There will come a day when I stroll in the cool of the early evening to sit on that fallen tree; when the tree will be a tree and that is all it will be; the wind will just be the wind; the creek will be the creek. The sounds will be simple and sweet, and will not remind me of other times. There will only be the sound of now, the union of the land and the man. And then, I will be home.

Until that day, to find the calm; I close my eyes and repeat the lines I wrote at Fredericksburg

I am the breath,
the whisper,
of all that came before.
I am the breath,
the promise,
of all those still to come.

Monday, August 8, 2011

Penny Parcels


Journal Entry: Front Royal, Virginia; April 30, 1865

I always figured my first mission after war ended would be to collect the parcels I have hidden over the course of my travels; penny parcels cobbled together from captured cartridge cases and pieces of mislaid metal and wood, holding small bits of life and memories lost in the chaos of four war years.
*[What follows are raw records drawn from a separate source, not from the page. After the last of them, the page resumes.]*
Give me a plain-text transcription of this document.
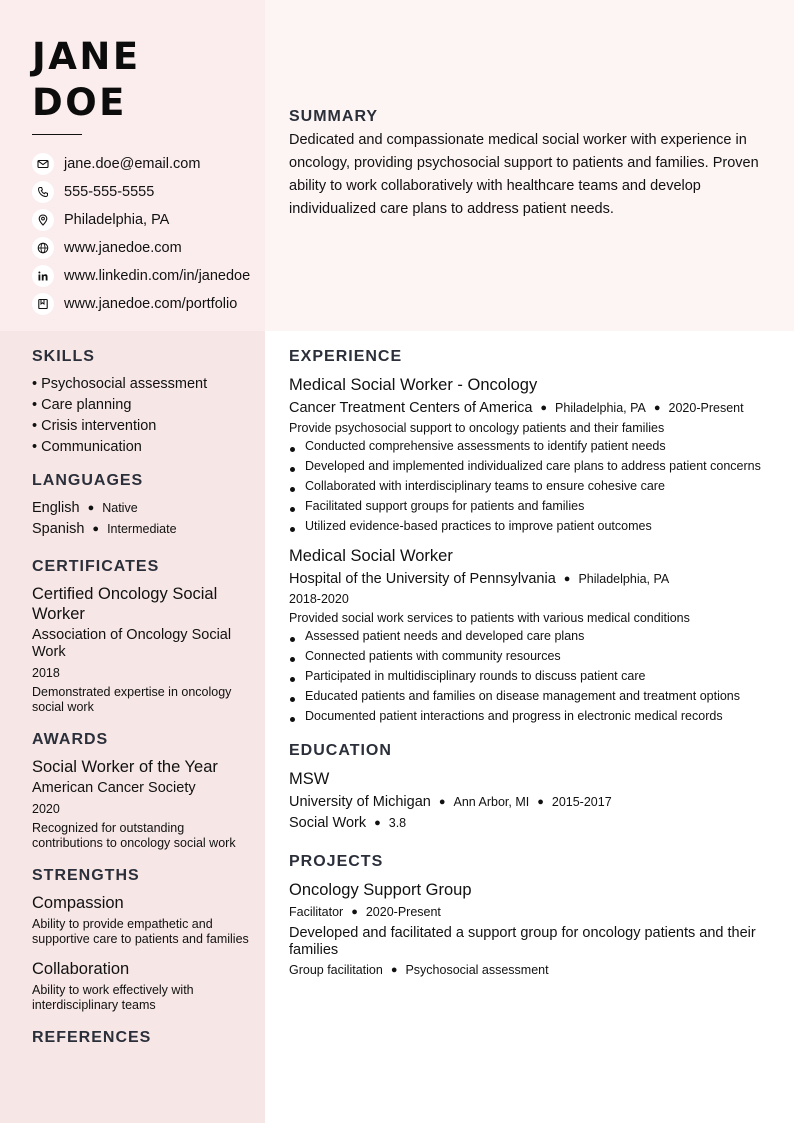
JANE
DOE
jane.doe@email.com
555-555-5555
Philadelphia, PA
www.janedoe.com
www.linkedin.com/in/janedoe
www.janedoe.com/portfolio
SUMMARY

Dedicated and compassionate medical social worker with experience in oncology, providing psychosocial support to patients and families. Proven ability to work collaboratively with healthcare teams and develop individualized care plans to address patient needs.

SKILLS
• Psychosocial assessment
• Care planning
• Crisis intervention
• Communication
LANGUAGES
English ● Native
Spanish ● Intermediate
CERTIFICATES
Certified Oncology Social Worker
Association of Oncology Social Work
2018
Demonstrated expertise in oncology social work
AWARDS
Social Worker of the Year
American Cancer Society
2020
Recognized for outstanding contributions to oncology social work
STRENGTHS
Compassion
Ability to provide empathetic and supportive care to patients and families
Collaboration
Ability to work effectively with interdisciplinary teams
REFERENCES
EXPERIENCE
Medical Social Worker - Oncology
Cancer Treatment Centers of America ● Philadelphia, PA ● 2020-Present
Provide psychosocial support to oncology patients and their families
Conducted comprehensive assessments to identify patient needs
Developed and implemented individualized care plans to address patient concerns
Collaborated with interdisciplinary teams to ensure cohesive care
Facilitated support groups for patients and families
Utilized evidence-based practices to improve patient outcomes
Medical Social Worker
Hospital of the University of Pennsylvania ● Philadelphia, PA
2018-2020
Provided social work services to patients with various medical conditions
Assessed patient needs and developed care plans
Connected patients with community resources
Participated in multidisciplinary rounds to discuss patient care
Educated patients and families on disease management and treatment options
Documented patient interactions and progress in electronic medical records
EDUCATION
MSW
University of Michigan ● Ann Arbor, MI ● 2015-2017
Social Work ● 3.8
PROJECTS
Oncology Support Group
Facilitator ● 2020-Present
Developed and facilitated a support group for oncology patients and their families
Group facilitation ● Psychosocial assessment
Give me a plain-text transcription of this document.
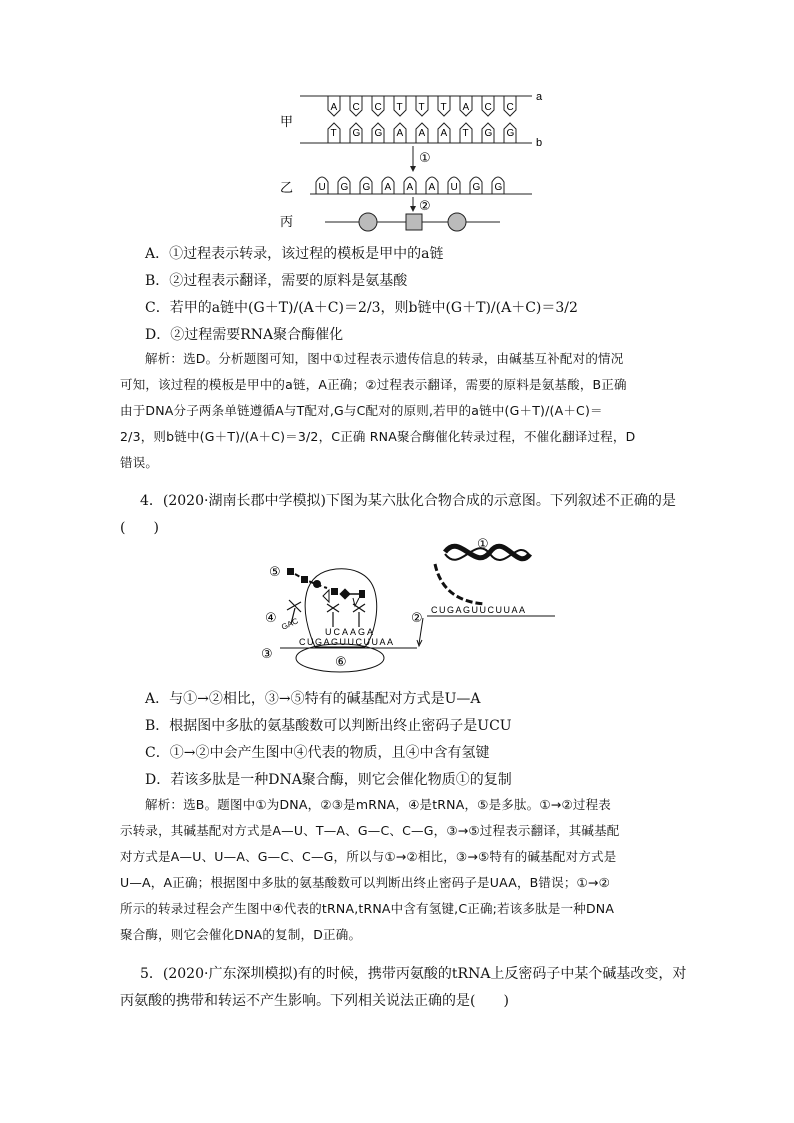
甲
乙
丙
a
b
A C C T T T A C C
T G G A A A T G G
U G G A A A U G G
①
②
A．①过程表示转录，该过程的模板是甲中的a链
B．②过程表示翻译，需要的原料是氨基酸
C．若甲的a链中(G＋T)/(A＋C)＝2/3，则b链中(G＋T)/(A＋C)＝3/2
D．②过程需要RNA聚合酶催化
解析：选D。分析题图可知，图中①过程表示遗传信息的转录，由碱基互补配对的情况
可知，该过程的模板是甲中的a链，A正确；②过程表示翻译，需要的原料是氨基酸，B正确
由于DNA分子两条单链遵循A与T配对,G与C配对的原则,若甲的a链中(G＋T)/(A＋C)＝
2/3，则b链中(G＋T)/(A＋C)＝3/2，C正确 RNA聚合酶催化转录过程，不催化翻译过程，D
错误。
4．(2020·湖南长郡中学模拟)下图为某六肽化合物合成的示意图。下列叙述不正确的是
(　　)
①
② CUGAGUUCUUAA
⑥
③
CUGAGUUCUUAA
UCAAGA
GAC
④
⑤
A．与①→②相比，③→⑤特有的碱基配对方式是U—A
B．根据图中多肽的氨基酸数可以判断出终止密码子是UCU
C．①→②中会产生图中④代表的物质，且④中含有氢键
D．若该多肽是一种DNA聚合酶，则它会催化物质①的复制
解析：选B。题图中①为DNA，②③是mRNA，④是tRNA，⑤是多肽。①→②过程表
示转录，其碱基配对方式是A—U、T—A、G—C、C—G，③→⑤过程表示翻译，其碱基配
对方式是A—U、U—A、G—C、C—G，所以与①→②相比，③→⑤特有的碱基配对方式是
U—A，A正确；根据图中多肽的氨基酸数可以判断出终止密码子是UAA，B错误；①→②
所示的转录过程会产生图中④代表的tRNA,tRNA中含有氢键,C正确;若该多肽是一种DNA
聚合酶，则它会催化DNA的复制，D正确。
5．(2020·广东深圳模拟)有的时候，携带丙氨酸的tRNA上反密码子中某个碱基改变，对
丙氨酸的携带和转运不产生影响。下列相关说法正确的是(　　)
Finding a penny; I picked it up. Now, I am not sure I want to retrieve those memories at all.

Those parcels are stored, buried in the deep soil of my soul. If I try to unearth them, they may fall apart like dead leaves in my hand. I can not go back to those times; I can not go back there; there is no there. Let someone a hundred years from now unearth that life; it is no longer mine.

Sunday, August 7, 2011

The Quiet Beast



Journal Entry: Winchester Virginia; April 29, 1865

I am traveling under the white flag; our army has surrendered, but I carry this reminder to soldiers who might fire first out of instinct, or out of vengeance. That is who we are now; men of war; the bloodstain does not wash away in a day. We are each uncertain how to react around the next bend in the road, to the next sound unseen. Who am I now? What am I now? I am the quiet beast outside your door; my claws are .44 caliber and never retract. I may turn on a spur, and take you down, not out of anger, but out of habit. This is the uncertainty of returning soldiers riding the long roads home.